Morduch and Schneider’s book stems from never done before research that utilizes financial diaries. The study examines the financial lives of over 200 families across the country that were middle to low-income earners over a period of a year. The book unfolds some of their lives and the difficult financial decisions they had to make to provide for their families.
In one instance, you will meet Becky and Jeremy, a family with four children who live in Ohio. Becky does not have a full-time job, but volunteers her time at an animal shelter and occasionally cleans her neighbors’ homes for pay. Jeremy is a truck mechanic who works overnights on commission. In order to create some stability in their income, Jeremy finds a similar position as a mechanic with guaranteed 40 hours a week, with working hours during the day. However, his annual income is lower than that of his previous job and he has a much longer commute. Jeremy’s new job seems like a blessing to this family, although their already fragile income is decreasing. A sense of steady income and control over their daily finances is a big win for this family.
The snapshot into Becky and Jeremy’s financial life is only one of many stories that are chronicled in this book. Morduch and Schneider provide detailed accounts in how these families earn, spend, save, borrow, and share money, which are titles to some of the chapters in this book. As each family’s financial situation is shared, it becomes apparent that they are at an intersection in American society that hinders their health and financial well-being. They are families that make too much over the poverty line to receive much needed financial benefits from the government, but earn too little to live comfortably and not have to constantly think about their every financial decision, even when buying a pack of gum. Their financial goals are short-term instead of long-term in order to survive the ups and downs of everyday life.

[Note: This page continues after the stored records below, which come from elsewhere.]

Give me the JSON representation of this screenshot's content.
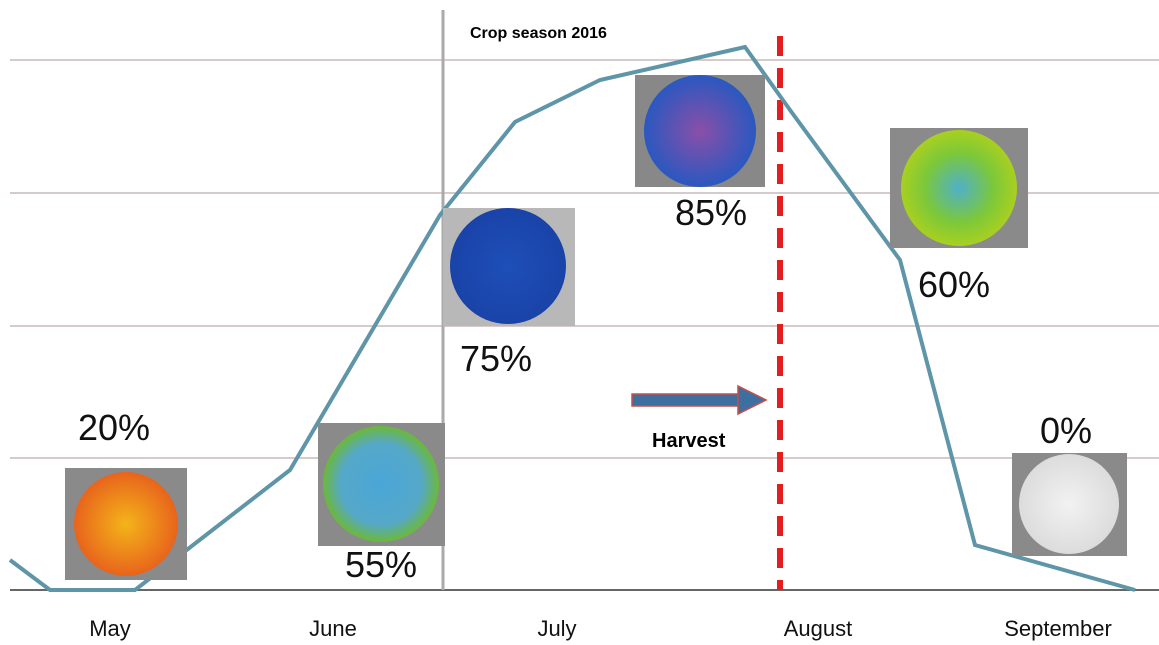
{
  "title": "Crop season 2016",
  "months": [
    "May",
    "June",
    "July",
    "August",
    "September"
  ],
  "samples": [
    {
      "label": "20%"
    },
    {
      "label": "55%"
    },
    {
      "label": "75%"
    },
    {
      "label": "85%"
    },
    {
      "label": "60%"
    },
    {
      "label": "0%"
    }
  ],
  "annotation": "Harvest"
}
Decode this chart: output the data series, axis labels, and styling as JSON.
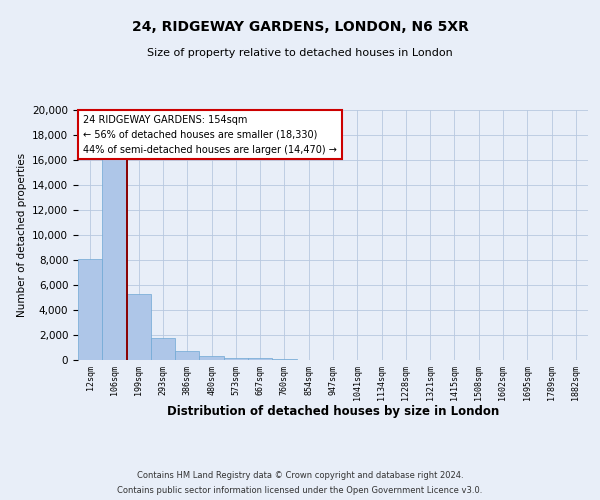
{
  "title": "24, RIDGEWAY GARDENS, LONDON, N6 5XR",
  "subtitle": "Size of property relative to detached houses in London",
  "xlabel": "Distribution of detached houses by size in London",
  "ylabel": "Number of detached properties",
  "categories": [
    "12sqm",
    "106sqm",
    "199sqm",
    "293sqm",
    "386sqm",
    "480sqm",
    "573sqm",
    "667sqm",
    "760sqm",
    "854sqm",
    "947sqm",
    "1041sqm",
    "1134sqm",
    "1228sqm",
    "1321sqm",
    "1415sqm",
    "1508sqm",
    "1602sqm",
    "1695sqm",
    "1789sqm",
    "1882sqm"
  ],
  "values": [
    8100,
    16500,
    5300,
    1800,
    750,
    300,
    200,
    150,
    100,
    0,
    0,
    0,
    0,
    0,
    0,
    0,
    0,
    0,
    0,
    0,
    0
  ],
  "bar_color": "#aec6e8",
  "bar_edge_color": "#6fa8d4",
  "vline_x": 1.5,
  "vline_color": "#8b0000",
  "annotation_title": "24 RIDGEWAY GARDENS: 154sqm",
  "annotation_line1": "← 56% of detached houses are smaller (18,330)",
  "annotation_line2": "44% of semi-detached houses are larger (14,470) →",
  "annotation_box_color": "#ffffff",
  "annotation_box_edge": "#cc0000",
  "ylim": [
    0,
    20000
  ],
  "yticks": [
    0,
    2000,
    4000,
    6000,
    8000,
    10000,
    12000,
    14000,
    16000,
    18000,
    20000
  ],
  "footer1": "Contains HM Land Registry data © Crown copyright and database right 2024.",
  "footer2": "Contains public sector information licensed under the Open Government Licence v3.0.",
  "bg_color": "#e8eef8",
  "grid_color": "#b8c8e0"
}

This book not only provides insight into the day-to-day financial life of struggling Americans, but it is a reference of how negative financial situations can be turned into positive ones. It will energize financial counselors in their work with individuals and families, and set a precedent of helping them thrive and reach their financial goals and dreams. It shows that there is no equation for financial stability that can be prescribed. Each client’s situation needs to be evaluated and heard before we can fully help them achieve their financial goals.